Sala Rai (left), Wat Phra Si Rattanasatsadaram or Wat Phra Kaeo, Bangkok
The Sala is an open pavilion used fro resting. Usually rectangular in plain, it is erected over four
wooden or brick pillars supporting the architrave over which rests the steep roof. From the level of the
architraves an eave is applied around the Sala to widen the shade. This characteristic is almost universal in Thai
buildings. Some more ornamented Sala have eight brackets corresponding each one to the exterior side of
the four pillars. These brackets, which in many examples of the Autthaya buildings, were massive and functional,
in Bangkok became a mere feeble ornamenttation, or were
abolished. Like the more important buildings, fine salas hve glazed tiles and wooden gilded ornaments on the gables.
The entrance and Sara (right) of Wat Ratchanatdaram, Bangkok
Some salas are more complex looking on account of two projecting additions along the longitudinal sides of
their rectangular plan, forming in this way a cross plan. In general, this kind of salas has no pyramidal superstructure, but in
other cases, such as the salas at the royal summer residence of Bang Pa-In,
near Bangkok, have the universal pyramidal roof.
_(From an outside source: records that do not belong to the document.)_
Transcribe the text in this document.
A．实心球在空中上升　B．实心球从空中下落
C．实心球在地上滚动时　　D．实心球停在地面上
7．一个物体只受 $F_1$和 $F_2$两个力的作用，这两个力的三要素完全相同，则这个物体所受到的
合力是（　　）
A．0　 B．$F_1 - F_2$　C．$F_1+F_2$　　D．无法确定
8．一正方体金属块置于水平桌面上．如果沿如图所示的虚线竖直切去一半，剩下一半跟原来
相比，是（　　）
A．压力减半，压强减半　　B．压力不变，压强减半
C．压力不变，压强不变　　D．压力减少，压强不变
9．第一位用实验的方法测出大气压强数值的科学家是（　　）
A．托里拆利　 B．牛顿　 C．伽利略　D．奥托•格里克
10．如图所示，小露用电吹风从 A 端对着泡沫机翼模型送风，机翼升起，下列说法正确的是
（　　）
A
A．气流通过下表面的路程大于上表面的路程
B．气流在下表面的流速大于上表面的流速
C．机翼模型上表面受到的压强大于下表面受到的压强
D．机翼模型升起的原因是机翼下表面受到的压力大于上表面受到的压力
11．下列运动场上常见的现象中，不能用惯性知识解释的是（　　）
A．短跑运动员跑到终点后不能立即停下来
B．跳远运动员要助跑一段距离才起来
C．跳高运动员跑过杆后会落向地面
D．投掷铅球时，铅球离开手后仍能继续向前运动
Salas or public rest-house at Bang Pa-In Palace, Ayutthaya
Salas have always been built in large quantity also for civil purposes along roads or canals where people use
to pass and rest for a while. In tropical countries where the sun is so strong it is a relief for the passers-by to find
here and there some shelters. So much this idea is rooted in the mind of the Thai that to build a sala has become a kind of merit making.